I spent a bit of time yesterday helping a recent immigrant get settled into her new flat.
She has a remarkable story. She came over to New Zealand 6-months ago from India in the hope of improving her and her family's life. She has left behind her husband and her 3-year-old son while she establishes herself. After completing exams and going through a process of practical on-the-job experience, she has recently managed to qualify to New Zealand standards and is working shift work part time until a full time position becomes available in her profession.

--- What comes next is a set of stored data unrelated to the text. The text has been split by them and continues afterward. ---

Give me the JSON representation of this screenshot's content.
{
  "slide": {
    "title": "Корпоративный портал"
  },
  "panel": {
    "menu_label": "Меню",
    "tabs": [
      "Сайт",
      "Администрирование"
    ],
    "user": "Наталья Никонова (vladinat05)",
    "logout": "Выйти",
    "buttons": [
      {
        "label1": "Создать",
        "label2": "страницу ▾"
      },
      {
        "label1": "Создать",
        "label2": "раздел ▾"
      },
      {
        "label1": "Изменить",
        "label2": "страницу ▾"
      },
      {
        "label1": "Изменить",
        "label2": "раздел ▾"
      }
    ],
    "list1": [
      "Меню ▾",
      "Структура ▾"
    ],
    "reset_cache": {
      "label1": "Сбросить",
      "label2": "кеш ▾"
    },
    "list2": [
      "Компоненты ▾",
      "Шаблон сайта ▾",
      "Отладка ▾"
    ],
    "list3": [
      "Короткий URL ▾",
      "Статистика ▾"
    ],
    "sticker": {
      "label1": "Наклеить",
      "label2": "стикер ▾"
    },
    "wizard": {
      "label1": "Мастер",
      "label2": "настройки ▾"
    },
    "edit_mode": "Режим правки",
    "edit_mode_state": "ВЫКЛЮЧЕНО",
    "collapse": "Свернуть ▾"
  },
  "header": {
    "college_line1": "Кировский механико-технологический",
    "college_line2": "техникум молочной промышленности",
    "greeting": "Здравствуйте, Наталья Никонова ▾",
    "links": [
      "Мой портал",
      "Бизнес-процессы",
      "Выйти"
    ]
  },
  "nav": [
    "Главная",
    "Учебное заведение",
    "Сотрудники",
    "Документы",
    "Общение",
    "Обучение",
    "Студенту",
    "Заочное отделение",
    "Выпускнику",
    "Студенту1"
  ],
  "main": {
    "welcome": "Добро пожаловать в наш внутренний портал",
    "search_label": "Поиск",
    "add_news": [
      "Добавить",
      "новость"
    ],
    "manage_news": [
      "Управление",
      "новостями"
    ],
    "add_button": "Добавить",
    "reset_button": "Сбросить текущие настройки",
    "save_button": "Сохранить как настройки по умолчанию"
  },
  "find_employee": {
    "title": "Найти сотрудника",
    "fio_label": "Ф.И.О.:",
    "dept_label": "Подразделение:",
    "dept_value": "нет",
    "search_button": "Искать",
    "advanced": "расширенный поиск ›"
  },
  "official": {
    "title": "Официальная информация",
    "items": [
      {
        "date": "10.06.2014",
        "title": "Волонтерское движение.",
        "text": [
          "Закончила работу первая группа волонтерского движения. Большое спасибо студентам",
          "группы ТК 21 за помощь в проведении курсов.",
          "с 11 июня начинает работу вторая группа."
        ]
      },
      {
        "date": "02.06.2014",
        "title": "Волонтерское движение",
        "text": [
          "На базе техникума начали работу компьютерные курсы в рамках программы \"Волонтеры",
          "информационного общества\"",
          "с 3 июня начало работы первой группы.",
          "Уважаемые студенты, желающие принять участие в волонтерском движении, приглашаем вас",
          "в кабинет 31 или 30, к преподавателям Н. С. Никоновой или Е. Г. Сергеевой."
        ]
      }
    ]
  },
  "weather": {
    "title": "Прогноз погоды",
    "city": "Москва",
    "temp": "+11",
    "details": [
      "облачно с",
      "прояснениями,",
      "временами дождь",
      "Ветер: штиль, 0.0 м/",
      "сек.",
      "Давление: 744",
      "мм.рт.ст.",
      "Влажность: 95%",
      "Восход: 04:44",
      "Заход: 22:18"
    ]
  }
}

I got the impression that her modest 2-bedroom flat that is now sparsely furnished with a few x-motel items that I donated was a lot better than the environment she had left behind in India. The only item of significance she had purchased was an old 10-speed bike she needs to commute to work.
What amazed me about her was her burning drive and ambition. She has a positive attitude and was extremely happy and grateful that she is living in a beautiful country with such a high standard of living.
Once reunited, this family will add tremendous value to society. I couldn't help fantasizing about a regime where we could selectively export some of our own ungrateful, non-producing members of society in exchange for ambitious immigrants. I wondered how the average deadbeat welfare dependent Kiwi that is overburdened with entitlement would cope after being parachuted into the middle of India?
With this in mind, today I purchased, Life Behind The Lobby a book that tells the story behind the 'Patel-Motel' phenomenon in America.
Incredibly, Indian Americans own about half of all the motels in the United States. Even more remarkable, most of these motel owners come from the same region in India and—although they are not all related—seventy percent of them share the surname of Patel. Most of these motel owners arrived in the United States with few resources and, broadly speaking, they are self-employed, self-sufficient immigrants who have become successful—they live the American dream.
I wonder to what extent this phenomenon has occurred in the New Zealand motel industry?